Here I present: “GREATIST SCIENTIST: #18 Linus Pauling Peptide Models“.
PRELUDE.
The image ATOP illustrates the backbone structure of a polypeptide chain and defines it.
INTRODUCTION.
Here’s a detailed comparison of Pauling’s early peptide models versus modern Ramachandran maps, highlighting their similarities, differences, and scientific context:
1. Basis of Analysis.
Pauling’s approach (1948–1951):
Used physical paper-and-cardboard models of peptide chains.
Peptide groups were treated as rigid, planar units due to partial double-bond character.
Rotations were allowed only around φ (N–Cα) and ψ (Cα–C′) bonds.
Steric clashes and hydrogen bonding were assessed visually and manually.
Modern Ramachandran plots (1963 onward):
Computationally calculate all sterically allowed φ/ψ angles for each amino acid using van der Waals radii.
Consider steric clashes, torsional strain, and sometimes electrostatics.
Output is a 2D map showing allowed, partially allowed, and forbidden regions for backbone angles.
2. Precision.
Pauling.
Conformations were approximate; model size and human manipulation limited resolution.
Could identify broad allowed regions (α-helix, β-sheet) but not detailed variations for each amino acid.
Modern maps:
Provide high-resolution, quantitative φ/ψ ranges for each residue type.
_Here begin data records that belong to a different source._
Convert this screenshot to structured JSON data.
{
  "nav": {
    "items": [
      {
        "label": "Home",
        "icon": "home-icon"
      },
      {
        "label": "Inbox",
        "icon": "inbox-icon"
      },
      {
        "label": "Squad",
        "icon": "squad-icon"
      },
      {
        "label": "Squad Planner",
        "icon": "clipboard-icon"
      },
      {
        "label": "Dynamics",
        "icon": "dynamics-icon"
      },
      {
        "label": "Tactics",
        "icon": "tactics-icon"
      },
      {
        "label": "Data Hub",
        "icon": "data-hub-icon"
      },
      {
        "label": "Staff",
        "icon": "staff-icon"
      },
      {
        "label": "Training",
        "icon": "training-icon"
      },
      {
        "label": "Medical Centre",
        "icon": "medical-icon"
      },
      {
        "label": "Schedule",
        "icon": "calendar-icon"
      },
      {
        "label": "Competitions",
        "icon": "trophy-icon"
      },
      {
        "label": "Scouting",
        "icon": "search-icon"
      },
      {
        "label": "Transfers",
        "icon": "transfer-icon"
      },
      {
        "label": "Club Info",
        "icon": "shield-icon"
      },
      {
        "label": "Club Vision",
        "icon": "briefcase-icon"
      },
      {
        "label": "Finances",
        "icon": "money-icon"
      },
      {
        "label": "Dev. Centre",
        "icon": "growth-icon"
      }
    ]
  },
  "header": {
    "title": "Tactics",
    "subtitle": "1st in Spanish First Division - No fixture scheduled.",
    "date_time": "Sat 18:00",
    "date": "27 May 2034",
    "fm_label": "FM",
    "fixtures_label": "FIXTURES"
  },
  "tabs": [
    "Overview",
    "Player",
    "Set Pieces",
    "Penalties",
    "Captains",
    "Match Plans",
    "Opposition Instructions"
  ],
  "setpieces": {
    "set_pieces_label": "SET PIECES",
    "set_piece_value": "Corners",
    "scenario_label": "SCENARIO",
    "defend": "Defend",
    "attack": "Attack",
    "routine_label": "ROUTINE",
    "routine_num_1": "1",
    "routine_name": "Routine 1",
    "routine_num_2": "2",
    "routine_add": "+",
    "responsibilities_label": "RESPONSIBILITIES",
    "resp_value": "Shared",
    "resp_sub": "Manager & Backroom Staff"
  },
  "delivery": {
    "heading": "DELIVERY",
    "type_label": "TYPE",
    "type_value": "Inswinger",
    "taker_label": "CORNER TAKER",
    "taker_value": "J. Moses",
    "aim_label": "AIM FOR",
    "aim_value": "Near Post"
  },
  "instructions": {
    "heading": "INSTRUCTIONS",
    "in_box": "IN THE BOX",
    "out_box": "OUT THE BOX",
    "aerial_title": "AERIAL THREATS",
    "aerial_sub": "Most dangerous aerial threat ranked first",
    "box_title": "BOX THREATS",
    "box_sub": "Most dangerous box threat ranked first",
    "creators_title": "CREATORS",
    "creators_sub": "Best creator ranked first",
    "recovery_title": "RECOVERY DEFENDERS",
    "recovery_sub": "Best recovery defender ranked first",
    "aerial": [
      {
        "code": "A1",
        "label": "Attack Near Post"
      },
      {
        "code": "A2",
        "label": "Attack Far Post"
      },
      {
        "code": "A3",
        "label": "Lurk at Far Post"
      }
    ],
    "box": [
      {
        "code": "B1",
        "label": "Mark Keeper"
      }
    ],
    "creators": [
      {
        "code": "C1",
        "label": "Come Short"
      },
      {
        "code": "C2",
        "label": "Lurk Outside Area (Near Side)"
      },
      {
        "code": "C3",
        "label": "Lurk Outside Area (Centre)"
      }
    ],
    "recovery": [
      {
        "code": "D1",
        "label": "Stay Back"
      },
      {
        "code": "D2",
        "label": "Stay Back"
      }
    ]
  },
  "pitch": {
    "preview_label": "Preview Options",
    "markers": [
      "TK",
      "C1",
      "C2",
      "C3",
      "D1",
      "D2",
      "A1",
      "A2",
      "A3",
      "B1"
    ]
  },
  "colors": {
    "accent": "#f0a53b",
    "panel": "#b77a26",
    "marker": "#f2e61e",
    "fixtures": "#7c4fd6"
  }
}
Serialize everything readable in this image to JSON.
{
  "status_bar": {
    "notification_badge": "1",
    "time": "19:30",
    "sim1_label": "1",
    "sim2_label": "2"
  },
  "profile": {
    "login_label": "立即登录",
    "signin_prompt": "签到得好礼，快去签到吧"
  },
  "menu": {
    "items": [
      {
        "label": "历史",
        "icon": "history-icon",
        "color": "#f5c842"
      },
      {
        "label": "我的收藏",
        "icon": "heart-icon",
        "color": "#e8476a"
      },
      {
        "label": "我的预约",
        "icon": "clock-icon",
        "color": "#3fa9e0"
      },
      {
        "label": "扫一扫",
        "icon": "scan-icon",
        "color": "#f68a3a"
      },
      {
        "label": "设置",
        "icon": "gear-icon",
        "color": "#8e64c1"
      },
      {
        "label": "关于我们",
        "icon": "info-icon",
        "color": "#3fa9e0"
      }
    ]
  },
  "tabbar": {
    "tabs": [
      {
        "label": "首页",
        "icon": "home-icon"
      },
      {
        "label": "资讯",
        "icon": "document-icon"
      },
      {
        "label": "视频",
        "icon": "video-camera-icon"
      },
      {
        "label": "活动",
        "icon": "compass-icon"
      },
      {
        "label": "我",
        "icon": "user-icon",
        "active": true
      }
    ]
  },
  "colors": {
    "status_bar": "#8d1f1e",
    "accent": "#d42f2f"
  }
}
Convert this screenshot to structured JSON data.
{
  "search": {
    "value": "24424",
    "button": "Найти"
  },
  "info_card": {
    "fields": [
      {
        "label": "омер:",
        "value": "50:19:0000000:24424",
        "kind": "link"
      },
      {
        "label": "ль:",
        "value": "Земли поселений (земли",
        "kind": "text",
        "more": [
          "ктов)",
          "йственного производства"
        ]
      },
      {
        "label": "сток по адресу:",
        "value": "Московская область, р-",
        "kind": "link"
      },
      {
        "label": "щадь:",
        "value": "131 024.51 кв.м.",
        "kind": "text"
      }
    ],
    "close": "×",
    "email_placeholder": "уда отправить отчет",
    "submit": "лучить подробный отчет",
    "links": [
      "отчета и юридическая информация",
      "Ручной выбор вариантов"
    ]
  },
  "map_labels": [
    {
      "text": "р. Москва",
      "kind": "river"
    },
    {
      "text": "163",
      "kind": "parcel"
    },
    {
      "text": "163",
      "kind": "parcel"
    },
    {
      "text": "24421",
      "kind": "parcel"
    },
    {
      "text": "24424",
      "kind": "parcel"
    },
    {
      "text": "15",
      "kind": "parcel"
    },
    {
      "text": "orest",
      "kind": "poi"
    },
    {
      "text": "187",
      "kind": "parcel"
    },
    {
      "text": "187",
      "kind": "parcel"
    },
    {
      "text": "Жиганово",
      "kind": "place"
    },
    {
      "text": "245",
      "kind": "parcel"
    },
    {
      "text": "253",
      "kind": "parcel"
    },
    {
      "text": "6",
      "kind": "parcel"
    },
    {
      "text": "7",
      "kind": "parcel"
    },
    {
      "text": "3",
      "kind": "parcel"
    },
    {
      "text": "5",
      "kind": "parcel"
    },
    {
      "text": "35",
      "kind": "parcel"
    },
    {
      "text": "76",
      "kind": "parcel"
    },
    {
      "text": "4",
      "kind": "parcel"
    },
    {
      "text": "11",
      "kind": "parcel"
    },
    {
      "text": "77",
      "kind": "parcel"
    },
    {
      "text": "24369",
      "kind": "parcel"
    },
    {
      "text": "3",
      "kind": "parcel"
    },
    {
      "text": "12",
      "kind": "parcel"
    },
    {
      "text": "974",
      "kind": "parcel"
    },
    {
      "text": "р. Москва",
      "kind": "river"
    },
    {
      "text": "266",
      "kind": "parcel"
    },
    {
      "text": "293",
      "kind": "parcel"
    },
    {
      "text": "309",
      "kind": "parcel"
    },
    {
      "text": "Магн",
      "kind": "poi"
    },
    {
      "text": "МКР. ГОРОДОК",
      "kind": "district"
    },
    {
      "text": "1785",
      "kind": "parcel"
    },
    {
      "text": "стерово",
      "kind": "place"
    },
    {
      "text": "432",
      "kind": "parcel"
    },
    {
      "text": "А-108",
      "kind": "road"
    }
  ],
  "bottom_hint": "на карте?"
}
Reveal fine distinctions, e.g., Proline is restricted, Glycine is unusually flexible.
Can be generated for entire proteins from crystallographic or computational data.
3. Hydrogen Bonding.
Pauling:
Explicitly modeled hydrogen bonding geometry, which guided identification of α-helices and β-sheets.
His models directly visualized bond distances (~2.8 Å) and linearity.
Modern plots:
Hydrogen bonding is implicit; the plot shows φ/ψ combinations compatible with low steric strain, which usually corresponds to favorable H-bonding.
Does not require physical construction—can explore theoretical space exhaustively.
4. Scope.
Pauling:
Focused on regular secondary structures in polypeptides.
Only explored generic backbone constraints, not residue-specific variations.
Modern maps:
Residue-specific and can incorporate side-chain sterics.
Can be applied to analyze full proteins, identify unusual conformations, and validate structural models.
5. Impact.
Pauling’s work provided the first empirical “map” of feasible peptide conformations, revealing α-helix and β-sheet geometries long before computers.
Modern Ramachandran maps quantify and generalize these observations, confirming Pauling’s intuitive results and refining them with precise atomic-level constraints.
In short:
Pauling’s models were analog, hands-on, and approximate, yet they correctly captured the main allowed regions of peptide backbone angles.
Modern Ramachandran plots are computational, high-resolution, and residue-specific, but conceptually they confirm what Pauling had intuited through physical modeling.